GUINÉ-BISSAU: ENTRE AUGUSTO TRIGO E SIDNEI CERQUEIRA UM PAÍS A PROCURA DE UM RETRATO.

NO BALUR I STA NA NO KUNCIMENTI, PA KILA, NO BALURIZA KUNCIMENTI!...


Fernando Teixeira ( Nandó)

 (MESMO QUE NUMA BARRACA SISTINA)

Serei porventura crítico de arte? Não! Mas terei que sê-lo mesmo que por empréstimo, mesmo que apenas por um dia. Mesmo que apenas até aparecer um que escreva sobre a nossa arte, a nossa cultura, a cultura deste sofrido povo. Já é tempo de termos críticos de arte e outras coisas mais, que não apenas políticos falhados. Países como o nosso, falhados como tal - por obra de políticos falhados que nos governaram - as vezes têm laivos de grandeza aqui e acolá, em artes, literatura, pintura, cinema, musica… e politica.
Se parimos um Amílcar Cabral para depois o assassinar cobarde e impunemente, também parimos um Augusto Trigo para o expulsar, abandonar e esquece-lo por aí, em ruas de amargura, em sítios distantes, em terras de ninguém. Deixa-lo sem nenhum respeito pela sua grandeza, por aí… caminhando, que nem um Fernando Pessoa no seu tempo, nessa mesma cidade, naquele limbo, onde a nossa alma, a alma da nossa Nação, se encontra, procurando por um caminho...
 Aquela assinatura dele, nas paredes do edifício ANCAR, que desde crianças contemplamos com respeito, é o único vestígio de uma existência, que ninguém se lembra, mas que nos diz que um dia ele caminhou por essa rua, passeou nessa zona da cidade, e parou para olhar o mundo com olhos de pintor, de artista, de alguém que era maior que nós. Olhar e ver não é mesma coisa, todos olhamos poucos vêm. Diferentemente de nós, o olhar do artista não vê cores, vive cores. Eis a diferença, que diferentemente apropria, para digerir na alma e plasmar na tela, no papel, na pelicula, no acorde da sua guitarra.
 Mal sabia Augusto Trigo que aquela assinatura humana, talhada na pedra, com pequenos ladrilhos, seria a única homenagem - numa via pública - a todo o seu génio, que este destrambelhado país “faria” ao seu mais talentoso pintor de todos os tempos. Nem uma rua, ruazinha ou ruela foi digno de receber nome deste insigne filho desta terra, que nos deixou imperecíveis obras-primas em patrióticos murais que enalteciam e enaltecem o homem guineense e a sua epopeia de seculos, que ainda hoje podemos contemplar com orgulho. Pois a nação, o patriotismo, se devem ser enaltecidas pela escrita, não menos pela pintura, escultura e música. E temos tantas Ruas “15 e 14 ses” por falta de vultos de valor para denomina-los… mas como esperar o contrário? Se aqueles que dão nome as ruas nada percebem de arte, de cultura e nem de ruas (há que dizê-lo)? E se fosse só isso… nem da vida, da beleza, do amor e de Deus.

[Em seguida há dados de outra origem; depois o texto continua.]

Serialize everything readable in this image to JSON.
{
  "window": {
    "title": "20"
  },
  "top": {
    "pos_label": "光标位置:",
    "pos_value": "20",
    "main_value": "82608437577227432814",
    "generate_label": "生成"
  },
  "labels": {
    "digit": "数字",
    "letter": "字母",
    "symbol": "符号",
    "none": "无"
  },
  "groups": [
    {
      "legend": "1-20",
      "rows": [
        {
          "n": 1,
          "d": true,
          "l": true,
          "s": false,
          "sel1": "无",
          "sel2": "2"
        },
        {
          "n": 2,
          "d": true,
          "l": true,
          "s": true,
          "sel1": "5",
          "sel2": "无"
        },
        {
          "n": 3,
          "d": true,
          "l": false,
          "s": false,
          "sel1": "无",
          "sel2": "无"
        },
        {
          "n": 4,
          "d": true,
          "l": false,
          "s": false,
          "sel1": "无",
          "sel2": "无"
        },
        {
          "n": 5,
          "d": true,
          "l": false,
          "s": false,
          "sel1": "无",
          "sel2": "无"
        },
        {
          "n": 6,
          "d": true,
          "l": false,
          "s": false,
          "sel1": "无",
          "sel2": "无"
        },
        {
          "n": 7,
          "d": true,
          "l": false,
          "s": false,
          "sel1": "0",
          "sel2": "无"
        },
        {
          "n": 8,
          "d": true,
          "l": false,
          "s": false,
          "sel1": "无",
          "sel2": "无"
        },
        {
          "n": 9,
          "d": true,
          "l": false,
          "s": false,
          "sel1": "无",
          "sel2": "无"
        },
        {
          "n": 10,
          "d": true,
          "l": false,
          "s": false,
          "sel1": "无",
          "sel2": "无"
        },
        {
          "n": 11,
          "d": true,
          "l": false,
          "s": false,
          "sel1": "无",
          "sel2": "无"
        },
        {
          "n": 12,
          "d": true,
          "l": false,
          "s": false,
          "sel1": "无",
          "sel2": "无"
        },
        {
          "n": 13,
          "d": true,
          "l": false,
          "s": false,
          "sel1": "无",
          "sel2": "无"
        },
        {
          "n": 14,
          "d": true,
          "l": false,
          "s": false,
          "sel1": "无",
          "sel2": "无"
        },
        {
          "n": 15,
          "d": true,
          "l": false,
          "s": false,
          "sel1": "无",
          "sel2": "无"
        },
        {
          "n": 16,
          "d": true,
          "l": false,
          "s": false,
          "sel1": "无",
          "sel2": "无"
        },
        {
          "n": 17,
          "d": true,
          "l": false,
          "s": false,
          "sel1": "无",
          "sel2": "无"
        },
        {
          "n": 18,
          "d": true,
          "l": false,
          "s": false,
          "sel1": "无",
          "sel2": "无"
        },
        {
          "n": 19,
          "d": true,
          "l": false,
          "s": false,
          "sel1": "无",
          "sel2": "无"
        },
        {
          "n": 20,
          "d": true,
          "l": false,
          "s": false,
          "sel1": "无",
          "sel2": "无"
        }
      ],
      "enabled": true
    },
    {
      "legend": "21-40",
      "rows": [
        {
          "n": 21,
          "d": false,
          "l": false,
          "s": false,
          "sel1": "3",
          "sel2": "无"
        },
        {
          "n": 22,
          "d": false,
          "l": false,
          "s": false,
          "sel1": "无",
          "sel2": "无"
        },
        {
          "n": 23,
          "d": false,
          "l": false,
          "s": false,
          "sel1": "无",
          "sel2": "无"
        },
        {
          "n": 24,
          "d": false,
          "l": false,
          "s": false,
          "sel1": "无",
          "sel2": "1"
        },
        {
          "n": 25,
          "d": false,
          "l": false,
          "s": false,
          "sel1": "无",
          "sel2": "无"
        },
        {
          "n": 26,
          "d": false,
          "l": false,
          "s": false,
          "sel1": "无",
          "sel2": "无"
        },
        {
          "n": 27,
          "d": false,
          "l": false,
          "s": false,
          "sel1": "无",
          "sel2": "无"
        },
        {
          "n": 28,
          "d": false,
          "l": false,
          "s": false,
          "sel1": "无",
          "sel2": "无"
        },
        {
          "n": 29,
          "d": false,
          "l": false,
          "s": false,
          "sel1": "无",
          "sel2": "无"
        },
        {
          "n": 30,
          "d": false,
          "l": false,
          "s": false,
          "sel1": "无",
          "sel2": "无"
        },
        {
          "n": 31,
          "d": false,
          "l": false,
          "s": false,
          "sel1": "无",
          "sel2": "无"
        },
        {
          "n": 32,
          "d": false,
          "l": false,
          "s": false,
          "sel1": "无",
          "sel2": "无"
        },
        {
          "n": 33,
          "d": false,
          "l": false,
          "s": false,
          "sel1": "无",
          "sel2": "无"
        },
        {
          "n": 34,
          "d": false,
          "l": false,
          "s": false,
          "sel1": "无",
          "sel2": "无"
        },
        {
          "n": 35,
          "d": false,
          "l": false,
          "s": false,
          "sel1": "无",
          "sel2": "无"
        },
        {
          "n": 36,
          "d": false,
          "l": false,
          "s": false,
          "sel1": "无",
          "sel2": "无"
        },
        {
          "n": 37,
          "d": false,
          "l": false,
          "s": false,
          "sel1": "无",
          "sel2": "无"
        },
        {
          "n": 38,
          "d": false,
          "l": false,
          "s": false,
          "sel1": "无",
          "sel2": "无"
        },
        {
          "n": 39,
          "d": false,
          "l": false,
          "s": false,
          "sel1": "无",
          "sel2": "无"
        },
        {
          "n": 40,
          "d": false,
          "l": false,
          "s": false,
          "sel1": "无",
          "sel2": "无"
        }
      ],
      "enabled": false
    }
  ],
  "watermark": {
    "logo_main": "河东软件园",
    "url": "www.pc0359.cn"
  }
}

 A nossa tragedia tem explicação, tem nomes, tem memória e cheiro. Tem! Tem! Tem! Ai se tem… e como as notas do nosso dinheiro, o único que foi nosso - e não este franco cfa de má memoria, que em má altura veio empobrecer todos os Guineenses e ajudar a destruir a nossa incipiente economia – tem cheiro, textura e cores do Augusto trigo. As notas de mil pesos tinham, as suas pinturas por efigie, e eram tão bonitas que todos queriam guardar um para coleção quando veio a troca de dinheiro. Mas o povo era tão pobre que teve de vende-las... Os “nus” de Trigo, ouso dizer - debaixo da capa deste “crítico de arte”, da vida e do desespero nosso, que ousei encarnar hoje - são os “nus” que imortalizaram a beleza negra perfeita da mulher guineense como jamais foi feito em prosa ou versos, por mais talentosos que fossem.
 Jovens que ainda não conhecem Augusto Trigo, ide ao Ministério do Comércio contempla-lo no seu apogeu, antes que um maluco qualquer seja nomeado Ministro e mande caia-lo de branco. Vão ao antigo Banco nacional (hoje Ministério das Finanças) contempla-lo antes que seja tarde; vão a internet e procurem e vejam a mestria e o talento deste vosso compatriota que nunca os nossos Governantes deram valor. O que nos mitiga a raiva é saber que os nossos Governantes passam e o Pintor Trigo permanecerá por mais cem anos. Nossos Governantes passam todos os dias, e a uma velocidade tal que nem dá para recordar os seus nomes (que fará as suas caratonhas), mas Augusto Trigo é eterno como o é Miguel Ângelo ou Rafael quinhentos anos depois.
Na verdade isto de políticos e artistas há algo que se diga. Haverá algum político holandês que um dia chegara aos calcanhares de Vicente Van Gogh? Ou algum espanhol que algum dia se iguale ao imortal Pablo Picasso? E a esse imenso Leonardo da Vinci? Esse, jamais haverá homem no mundo…
É nessa senda que hoje vim falar-vos também de um jovem pintor. Tão jovem que ainda não se ouviu falar dele como se devia, mas vai-se ouvir, e muito, creio; chama-se Cerqueira, A primeira exposição dele, vi em Lisboa na inauguração do então espaço cultural do Guineense “Gu” Faria em Lisboa, já la vão muitos anos e muitas desgraças. Percebi que tinha talento e troquei uns “trocadilhos” com ele, mas disso não há de se lembrar... Todo o més de Dezembro passado “observei” seus quadros na exposição patente no Centro Cultural Francês de Bissau. Das vezes que lá fui, tentei encontrar um lugar para situa-lo no meu mundo interior de apreciação de arte, não cuidando de saber de era um cubista, impressionista, surrealista, expressionista, simbolista, avanguardista ou seja lá o que for. Tentei esquecer tudo o que sei de pintura, todas as teorias e teorizações, para tentar apenas “gostar” ou “não gostar” do rapaz (pintor). No fim de uma semana, de la ir, gostei do pintor (rapaz).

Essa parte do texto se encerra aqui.